In its ads, Monsanto claims it “strives to meet the needs of a rapidly growing population,” but it is not good journalism to assume that any company’s ad slogans are anything more than empty rhetoric.
Coca-Cola’s advertising slogan “Things go better with Coke” has not been scientifically proven, and neither have Monsanto’s claims.
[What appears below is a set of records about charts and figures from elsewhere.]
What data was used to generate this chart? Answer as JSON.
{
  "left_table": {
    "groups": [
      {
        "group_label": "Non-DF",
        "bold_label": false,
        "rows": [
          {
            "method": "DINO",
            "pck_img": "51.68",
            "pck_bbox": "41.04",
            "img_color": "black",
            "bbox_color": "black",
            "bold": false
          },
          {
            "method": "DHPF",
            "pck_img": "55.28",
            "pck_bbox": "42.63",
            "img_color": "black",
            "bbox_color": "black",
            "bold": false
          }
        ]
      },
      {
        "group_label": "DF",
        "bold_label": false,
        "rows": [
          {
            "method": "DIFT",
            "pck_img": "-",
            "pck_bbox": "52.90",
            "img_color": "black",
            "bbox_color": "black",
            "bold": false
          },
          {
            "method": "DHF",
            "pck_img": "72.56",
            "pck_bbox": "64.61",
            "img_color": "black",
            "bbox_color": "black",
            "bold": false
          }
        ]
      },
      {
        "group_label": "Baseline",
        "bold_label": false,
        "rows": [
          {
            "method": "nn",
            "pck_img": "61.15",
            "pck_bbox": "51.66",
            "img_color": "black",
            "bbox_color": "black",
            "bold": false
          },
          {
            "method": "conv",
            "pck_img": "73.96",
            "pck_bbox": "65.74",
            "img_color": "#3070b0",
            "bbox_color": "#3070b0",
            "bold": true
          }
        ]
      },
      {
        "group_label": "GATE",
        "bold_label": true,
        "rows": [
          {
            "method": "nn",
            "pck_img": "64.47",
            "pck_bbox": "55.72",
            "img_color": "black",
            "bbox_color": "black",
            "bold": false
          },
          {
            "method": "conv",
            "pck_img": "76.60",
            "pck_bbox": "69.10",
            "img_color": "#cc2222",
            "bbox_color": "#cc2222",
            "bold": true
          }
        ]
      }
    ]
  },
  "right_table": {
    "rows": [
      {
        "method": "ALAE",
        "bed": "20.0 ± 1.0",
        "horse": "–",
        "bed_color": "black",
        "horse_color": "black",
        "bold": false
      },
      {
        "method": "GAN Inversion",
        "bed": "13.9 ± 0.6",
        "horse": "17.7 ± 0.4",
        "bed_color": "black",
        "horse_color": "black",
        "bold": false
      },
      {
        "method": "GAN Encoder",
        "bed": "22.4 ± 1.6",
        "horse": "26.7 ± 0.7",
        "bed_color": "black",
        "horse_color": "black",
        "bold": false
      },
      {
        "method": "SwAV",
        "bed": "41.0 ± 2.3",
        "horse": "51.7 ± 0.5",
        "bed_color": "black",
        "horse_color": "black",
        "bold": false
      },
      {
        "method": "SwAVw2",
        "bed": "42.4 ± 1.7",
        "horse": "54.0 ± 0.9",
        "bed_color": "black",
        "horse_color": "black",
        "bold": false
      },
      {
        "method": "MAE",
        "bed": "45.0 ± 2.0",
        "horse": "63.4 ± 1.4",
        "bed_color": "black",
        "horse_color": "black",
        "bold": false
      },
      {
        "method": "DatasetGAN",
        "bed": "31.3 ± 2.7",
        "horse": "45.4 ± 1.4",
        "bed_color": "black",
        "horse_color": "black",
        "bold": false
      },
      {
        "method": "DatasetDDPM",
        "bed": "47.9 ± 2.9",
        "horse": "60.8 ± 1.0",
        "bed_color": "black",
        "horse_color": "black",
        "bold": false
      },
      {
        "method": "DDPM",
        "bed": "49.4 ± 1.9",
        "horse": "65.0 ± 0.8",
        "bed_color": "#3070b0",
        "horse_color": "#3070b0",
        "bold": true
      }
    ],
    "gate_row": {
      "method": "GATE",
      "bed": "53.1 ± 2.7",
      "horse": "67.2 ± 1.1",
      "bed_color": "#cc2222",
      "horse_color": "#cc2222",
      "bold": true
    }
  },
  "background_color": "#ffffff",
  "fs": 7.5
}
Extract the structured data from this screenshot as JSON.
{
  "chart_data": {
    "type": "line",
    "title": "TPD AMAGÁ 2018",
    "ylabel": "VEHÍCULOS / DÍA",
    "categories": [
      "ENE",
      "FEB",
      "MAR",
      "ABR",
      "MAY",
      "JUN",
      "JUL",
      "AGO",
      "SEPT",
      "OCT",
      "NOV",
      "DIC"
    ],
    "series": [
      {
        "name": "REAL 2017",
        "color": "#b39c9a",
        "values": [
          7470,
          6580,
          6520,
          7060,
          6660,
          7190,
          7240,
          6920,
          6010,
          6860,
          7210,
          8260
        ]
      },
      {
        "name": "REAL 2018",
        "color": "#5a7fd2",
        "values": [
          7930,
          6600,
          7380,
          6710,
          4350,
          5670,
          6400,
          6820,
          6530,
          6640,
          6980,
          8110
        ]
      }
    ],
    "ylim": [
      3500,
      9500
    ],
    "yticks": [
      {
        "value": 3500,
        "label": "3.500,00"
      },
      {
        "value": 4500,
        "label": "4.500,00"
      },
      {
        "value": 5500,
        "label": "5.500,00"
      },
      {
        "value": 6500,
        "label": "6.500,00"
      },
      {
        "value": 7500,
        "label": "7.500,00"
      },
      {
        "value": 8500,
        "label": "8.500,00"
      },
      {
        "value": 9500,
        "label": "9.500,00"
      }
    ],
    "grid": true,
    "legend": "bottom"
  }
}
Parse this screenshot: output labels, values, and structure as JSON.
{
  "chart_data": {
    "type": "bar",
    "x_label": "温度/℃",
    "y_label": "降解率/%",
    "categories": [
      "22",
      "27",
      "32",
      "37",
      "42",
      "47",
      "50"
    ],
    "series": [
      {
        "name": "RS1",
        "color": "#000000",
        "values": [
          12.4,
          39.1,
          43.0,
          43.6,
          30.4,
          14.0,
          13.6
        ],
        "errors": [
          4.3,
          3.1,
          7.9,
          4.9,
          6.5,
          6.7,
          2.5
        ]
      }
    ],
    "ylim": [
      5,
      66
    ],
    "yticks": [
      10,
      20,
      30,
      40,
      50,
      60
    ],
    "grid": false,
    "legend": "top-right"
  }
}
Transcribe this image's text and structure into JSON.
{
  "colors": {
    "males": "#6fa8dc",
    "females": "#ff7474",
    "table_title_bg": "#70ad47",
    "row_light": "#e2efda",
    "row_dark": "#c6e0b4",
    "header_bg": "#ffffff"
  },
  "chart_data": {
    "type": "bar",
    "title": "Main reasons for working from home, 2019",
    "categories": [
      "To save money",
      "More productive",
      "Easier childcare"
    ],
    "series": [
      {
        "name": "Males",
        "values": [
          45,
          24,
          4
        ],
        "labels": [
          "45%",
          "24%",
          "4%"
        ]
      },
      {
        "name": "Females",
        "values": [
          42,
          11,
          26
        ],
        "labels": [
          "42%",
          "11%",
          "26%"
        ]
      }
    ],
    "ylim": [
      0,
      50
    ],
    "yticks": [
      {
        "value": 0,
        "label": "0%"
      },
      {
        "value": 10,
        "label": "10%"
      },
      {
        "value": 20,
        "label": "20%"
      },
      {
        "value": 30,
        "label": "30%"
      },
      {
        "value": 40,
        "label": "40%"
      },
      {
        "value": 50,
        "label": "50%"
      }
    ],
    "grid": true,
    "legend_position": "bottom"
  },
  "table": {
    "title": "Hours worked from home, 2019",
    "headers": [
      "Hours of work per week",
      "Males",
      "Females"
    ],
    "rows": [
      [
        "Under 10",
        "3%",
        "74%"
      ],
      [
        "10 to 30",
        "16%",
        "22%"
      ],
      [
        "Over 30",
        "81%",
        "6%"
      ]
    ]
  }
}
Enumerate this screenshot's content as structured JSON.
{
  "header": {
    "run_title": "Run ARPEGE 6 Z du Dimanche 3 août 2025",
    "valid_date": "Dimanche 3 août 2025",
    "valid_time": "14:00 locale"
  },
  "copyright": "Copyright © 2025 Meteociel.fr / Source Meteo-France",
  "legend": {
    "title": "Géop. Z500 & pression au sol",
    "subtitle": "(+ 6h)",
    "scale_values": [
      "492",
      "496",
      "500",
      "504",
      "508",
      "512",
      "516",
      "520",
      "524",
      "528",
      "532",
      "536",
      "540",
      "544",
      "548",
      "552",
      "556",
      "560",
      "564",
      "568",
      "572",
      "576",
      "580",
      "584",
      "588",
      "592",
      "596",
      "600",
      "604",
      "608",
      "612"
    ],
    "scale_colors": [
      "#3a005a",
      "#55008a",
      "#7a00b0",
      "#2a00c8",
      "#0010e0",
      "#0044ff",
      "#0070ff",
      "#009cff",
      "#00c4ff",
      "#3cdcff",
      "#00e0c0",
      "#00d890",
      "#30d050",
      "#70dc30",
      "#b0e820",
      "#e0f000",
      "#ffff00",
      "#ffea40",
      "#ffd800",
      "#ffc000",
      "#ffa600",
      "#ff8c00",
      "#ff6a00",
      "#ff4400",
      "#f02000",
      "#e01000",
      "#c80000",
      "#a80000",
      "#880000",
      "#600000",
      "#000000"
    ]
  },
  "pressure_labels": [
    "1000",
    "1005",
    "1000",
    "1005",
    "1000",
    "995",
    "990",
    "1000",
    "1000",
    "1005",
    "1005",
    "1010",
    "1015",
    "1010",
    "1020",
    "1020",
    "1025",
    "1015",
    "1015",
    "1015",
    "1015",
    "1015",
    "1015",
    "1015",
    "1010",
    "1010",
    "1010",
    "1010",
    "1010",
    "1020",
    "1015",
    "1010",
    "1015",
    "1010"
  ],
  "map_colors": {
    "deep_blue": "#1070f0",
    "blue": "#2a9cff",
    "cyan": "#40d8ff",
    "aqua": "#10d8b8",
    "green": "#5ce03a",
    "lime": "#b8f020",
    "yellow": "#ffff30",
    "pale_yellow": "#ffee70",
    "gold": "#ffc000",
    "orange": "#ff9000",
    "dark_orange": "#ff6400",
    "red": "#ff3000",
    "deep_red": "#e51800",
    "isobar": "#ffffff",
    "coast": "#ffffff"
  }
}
And in fact, a side-by-side comparison of crop size (Agronomy Journal #93) showed a decrease in crop size for GMOs as compared to organic food (or as our grandparents used to call it, “food”).
If Monsanto’s goal is not to make money but to solve the world hunger problem, why would it demand growers to sign an agreement stating they “will not save or sell the seeds from their harvest for further planting, breeding or cultivation?” (quoted from Monsanto’s Web page, Seed Saving and Legal Activities).
Perhaps the producers of DDT, Agent Orange and bovine growth hormone believe their own propaganda, but one would expect independent journalists to dig a little deeper.
Monsanto did not genetically modify corn and soybeans in order to increase crops, they were modified to be compatible with their otherwise poisonous Roundup weed-killer, and in fact they named their inventions “Roundup Ready Corn” and “Roundup Ready Soybeans.”
The problem, of course, is that living beings — such as humans, livestock and bees) — have not had such genetic modifications, and thus are not Roundup Ready.
That is one reason why global protests were held, to promote the idea that when Monsanto (or any other company) invents a new food source, it should be tested for safety before it is sold to the public.